The camera sends a live video feed to a monitor. The doctor examines the entire lining of the colon, looking for polyps, inflammation, or anything unusual. The whole insertion and withdrawal typically takes 20 to 40 minutes. A high-quality exam finds precancerous growths (called adenomas) in at least 25% of screening patients overall.
If Polyps Are Found
Finding polyps is common, and removing them during the same procedure is routine. You won’t feel it happening. For small polyps (up to about 10 millimeters), the doctor threads a thin wire loop called a snare through the scope, lassoes the polyp along with a small margin of surrounding tissue, and clips it off.

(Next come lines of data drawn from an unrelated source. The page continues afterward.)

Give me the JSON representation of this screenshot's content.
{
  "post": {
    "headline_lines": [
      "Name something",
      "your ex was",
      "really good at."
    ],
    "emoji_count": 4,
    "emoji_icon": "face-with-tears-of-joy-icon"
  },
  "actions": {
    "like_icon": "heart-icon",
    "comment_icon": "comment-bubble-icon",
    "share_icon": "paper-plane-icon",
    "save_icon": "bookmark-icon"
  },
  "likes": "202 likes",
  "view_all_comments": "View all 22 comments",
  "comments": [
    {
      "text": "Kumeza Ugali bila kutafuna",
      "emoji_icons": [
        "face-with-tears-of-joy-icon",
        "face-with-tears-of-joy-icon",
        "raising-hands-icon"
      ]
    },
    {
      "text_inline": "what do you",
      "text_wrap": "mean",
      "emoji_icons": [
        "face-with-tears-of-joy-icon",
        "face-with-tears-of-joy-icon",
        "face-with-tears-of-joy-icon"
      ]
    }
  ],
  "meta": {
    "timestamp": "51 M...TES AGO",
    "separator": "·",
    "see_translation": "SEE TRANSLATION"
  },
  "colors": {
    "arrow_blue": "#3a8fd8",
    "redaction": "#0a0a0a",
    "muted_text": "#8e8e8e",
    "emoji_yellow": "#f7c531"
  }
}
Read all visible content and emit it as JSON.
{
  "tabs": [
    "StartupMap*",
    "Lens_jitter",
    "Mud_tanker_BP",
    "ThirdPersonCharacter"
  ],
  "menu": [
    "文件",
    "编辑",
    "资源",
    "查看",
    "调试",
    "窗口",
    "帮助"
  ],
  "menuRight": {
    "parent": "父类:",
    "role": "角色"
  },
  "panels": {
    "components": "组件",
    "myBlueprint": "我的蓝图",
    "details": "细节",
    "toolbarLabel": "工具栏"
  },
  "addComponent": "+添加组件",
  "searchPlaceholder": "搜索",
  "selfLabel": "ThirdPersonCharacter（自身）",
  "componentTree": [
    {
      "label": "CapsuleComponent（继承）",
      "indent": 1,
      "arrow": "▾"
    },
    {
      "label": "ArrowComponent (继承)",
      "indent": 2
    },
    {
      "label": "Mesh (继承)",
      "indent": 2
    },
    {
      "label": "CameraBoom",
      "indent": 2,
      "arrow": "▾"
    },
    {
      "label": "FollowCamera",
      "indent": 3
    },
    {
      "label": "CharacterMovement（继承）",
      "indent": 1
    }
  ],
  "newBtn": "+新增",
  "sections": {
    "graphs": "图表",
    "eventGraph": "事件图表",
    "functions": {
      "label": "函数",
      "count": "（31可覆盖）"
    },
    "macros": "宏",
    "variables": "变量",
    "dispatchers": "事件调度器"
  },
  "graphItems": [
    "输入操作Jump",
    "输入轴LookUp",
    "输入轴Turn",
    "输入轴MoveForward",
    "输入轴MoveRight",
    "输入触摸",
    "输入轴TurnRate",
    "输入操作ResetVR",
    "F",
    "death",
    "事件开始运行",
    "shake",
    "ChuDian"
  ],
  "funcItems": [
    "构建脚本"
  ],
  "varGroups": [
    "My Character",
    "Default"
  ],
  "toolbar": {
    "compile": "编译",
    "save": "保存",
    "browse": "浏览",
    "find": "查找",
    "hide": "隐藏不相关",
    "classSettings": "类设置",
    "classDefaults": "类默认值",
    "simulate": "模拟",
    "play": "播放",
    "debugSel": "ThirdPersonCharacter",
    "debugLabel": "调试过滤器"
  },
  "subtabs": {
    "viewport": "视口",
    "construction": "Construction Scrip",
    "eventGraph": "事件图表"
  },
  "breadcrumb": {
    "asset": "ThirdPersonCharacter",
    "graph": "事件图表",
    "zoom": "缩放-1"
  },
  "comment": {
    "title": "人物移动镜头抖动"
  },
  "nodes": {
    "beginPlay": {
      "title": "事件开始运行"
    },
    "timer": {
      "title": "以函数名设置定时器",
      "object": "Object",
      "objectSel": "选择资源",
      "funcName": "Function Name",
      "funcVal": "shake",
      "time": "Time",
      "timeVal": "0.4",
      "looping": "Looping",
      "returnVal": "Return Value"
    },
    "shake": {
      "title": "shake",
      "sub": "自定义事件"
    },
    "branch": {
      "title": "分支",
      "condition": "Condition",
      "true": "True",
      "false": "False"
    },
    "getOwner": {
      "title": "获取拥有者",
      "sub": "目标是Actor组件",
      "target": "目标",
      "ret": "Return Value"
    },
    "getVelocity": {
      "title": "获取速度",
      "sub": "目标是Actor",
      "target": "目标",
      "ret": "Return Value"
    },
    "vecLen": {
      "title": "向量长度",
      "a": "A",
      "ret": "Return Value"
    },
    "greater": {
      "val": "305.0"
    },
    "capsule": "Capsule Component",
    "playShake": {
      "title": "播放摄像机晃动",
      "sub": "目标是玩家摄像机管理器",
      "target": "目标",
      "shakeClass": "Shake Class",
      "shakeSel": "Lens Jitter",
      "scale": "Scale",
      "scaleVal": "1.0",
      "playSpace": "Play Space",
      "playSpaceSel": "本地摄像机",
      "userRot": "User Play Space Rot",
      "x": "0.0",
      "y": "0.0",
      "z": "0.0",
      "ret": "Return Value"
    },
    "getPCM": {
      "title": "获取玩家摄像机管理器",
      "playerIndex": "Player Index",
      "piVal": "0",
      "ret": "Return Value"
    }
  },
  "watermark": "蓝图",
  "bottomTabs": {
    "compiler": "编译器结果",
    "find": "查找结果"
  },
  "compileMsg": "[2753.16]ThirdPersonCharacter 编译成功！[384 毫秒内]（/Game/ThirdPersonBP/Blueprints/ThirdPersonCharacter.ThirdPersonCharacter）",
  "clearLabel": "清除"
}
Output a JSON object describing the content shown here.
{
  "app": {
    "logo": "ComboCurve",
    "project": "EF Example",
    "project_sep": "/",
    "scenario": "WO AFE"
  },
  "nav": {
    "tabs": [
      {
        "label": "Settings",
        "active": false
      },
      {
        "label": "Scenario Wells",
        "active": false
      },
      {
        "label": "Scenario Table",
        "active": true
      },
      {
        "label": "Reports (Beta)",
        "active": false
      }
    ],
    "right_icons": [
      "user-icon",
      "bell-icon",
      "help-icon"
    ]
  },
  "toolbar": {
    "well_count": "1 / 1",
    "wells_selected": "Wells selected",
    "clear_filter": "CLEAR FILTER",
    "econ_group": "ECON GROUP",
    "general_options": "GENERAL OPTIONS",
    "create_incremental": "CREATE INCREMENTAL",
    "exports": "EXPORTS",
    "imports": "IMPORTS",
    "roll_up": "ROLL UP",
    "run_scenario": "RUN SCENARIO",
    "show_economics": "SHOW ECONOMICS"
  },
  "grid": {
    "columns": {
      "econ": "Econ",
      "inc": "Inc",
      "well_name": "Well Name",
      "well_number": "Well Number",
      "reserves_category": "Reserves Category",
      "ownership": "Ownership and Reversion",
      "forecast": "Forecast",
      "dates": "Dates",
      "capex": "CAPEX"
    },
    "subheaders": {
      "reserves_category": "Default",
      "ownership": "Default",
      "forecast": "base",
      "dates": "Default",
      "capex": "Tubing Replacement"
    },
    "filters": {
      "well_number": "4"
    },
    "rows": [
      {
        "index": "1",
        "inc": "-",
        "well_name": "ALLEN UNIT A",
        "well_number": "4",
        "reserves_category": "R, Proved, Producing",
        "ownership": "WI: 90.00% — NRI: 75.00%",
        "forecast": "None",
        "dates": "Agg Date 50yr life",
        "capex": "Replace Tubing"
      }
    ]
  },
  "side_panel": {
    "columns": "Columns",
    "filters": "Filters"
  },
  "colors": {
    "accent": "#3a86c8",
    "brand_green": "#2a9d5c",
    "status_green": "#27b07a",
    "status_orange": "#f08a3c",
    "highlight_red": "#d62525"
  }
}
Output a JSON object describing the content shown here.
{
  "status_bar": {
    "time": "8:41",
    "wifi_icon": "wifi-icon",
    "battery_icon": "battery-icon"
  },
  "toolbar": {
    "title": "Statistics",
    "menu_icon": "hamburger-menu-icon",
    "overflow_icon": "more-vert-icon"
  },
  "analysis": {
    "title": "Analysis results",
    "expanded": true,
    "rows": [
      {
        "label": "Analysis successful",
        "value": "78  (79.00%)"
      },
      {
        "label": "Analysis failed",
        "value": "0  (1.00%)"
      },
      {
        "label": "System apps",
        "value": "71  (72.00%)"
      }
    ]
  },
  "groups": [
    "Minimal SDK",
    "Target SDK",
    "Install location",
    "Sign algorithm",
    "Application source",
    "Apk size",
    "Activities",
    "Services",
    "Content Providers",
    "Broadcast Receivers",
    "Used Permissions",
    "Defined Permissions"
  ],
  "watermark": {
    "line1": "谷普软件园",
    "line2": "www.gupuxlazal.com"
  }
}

This “cold snare” technique doesn’t use electrical current and carries very low risk of bleeding. The removed tissue is sent to a lab to determine whether it’s precancerous.
For larger polyps, the doctor may use an electrified snare or other specialized techniques. Occasionally a polyp is too large or positioned in a way that requires a follow-up procedure, but this is uncommon during a routine screening.
Recovery and Going Home
After the scope is removed, you’re wheeled to a recovery area where nurses monitor your vital signs as the sedation wears off. Most people spend roughly an hour in recovery. A nurse will check that you’re alert, oriented, and able to walk steadily before clearing you to leave.
You will need someone to drive you home. Sedation impairs your judgment and reaction time for the rest of the day, even if you feel fine. Plan on not driving, making important decisions, or going back to work that day.
The most common sensation after the procedure is bloating and mild cramping from the air that was pumped into your colon. Walking around and passing gas relieves this, usually within a few hours. You can eat after the procedure, though many people start with something light. If polyps were removed, your doctor may suggest avoiding certain foods or blood-thinning medications for a short period.
How Safe Is It
Colonoscopy is considered very safe. The most serious potential complication is a perforation, a small tear in the colon wall. This happens in roughly 0.03% to 0.2% of diagnostic colonoscopies, meaning it occurs in fewer than 2 out of every 1,000 procedures. The risk is slightly higher when polyps are removed. Bleeding after a polypectomy can also occur but is usually minor and resolves on its own.
Signs of a complication include severe abdominal pain, fever, heavy rectal bleeding, or dizziness in the hours or days after the procedure. These are rare, but they require immediate medical attention.
How Often You Need One
The US Preventive Services Task Force recommends colorectal cancer screening starting at age 45 for people at average risk. If you choose colonoscopy as your screening method and the results are normal (no polyps, no abnormalities), you won’t need another one for 10 years. If polyps are found, your doctor will recommend a shorter interval, typically 3 to 5 years, depending on the number, size, and type of polyps removed.
People with a family history of colorectal cancer, inflammatory bowel disease, or certain genetic conditions often need to start screening earlier and repeat it more frequently.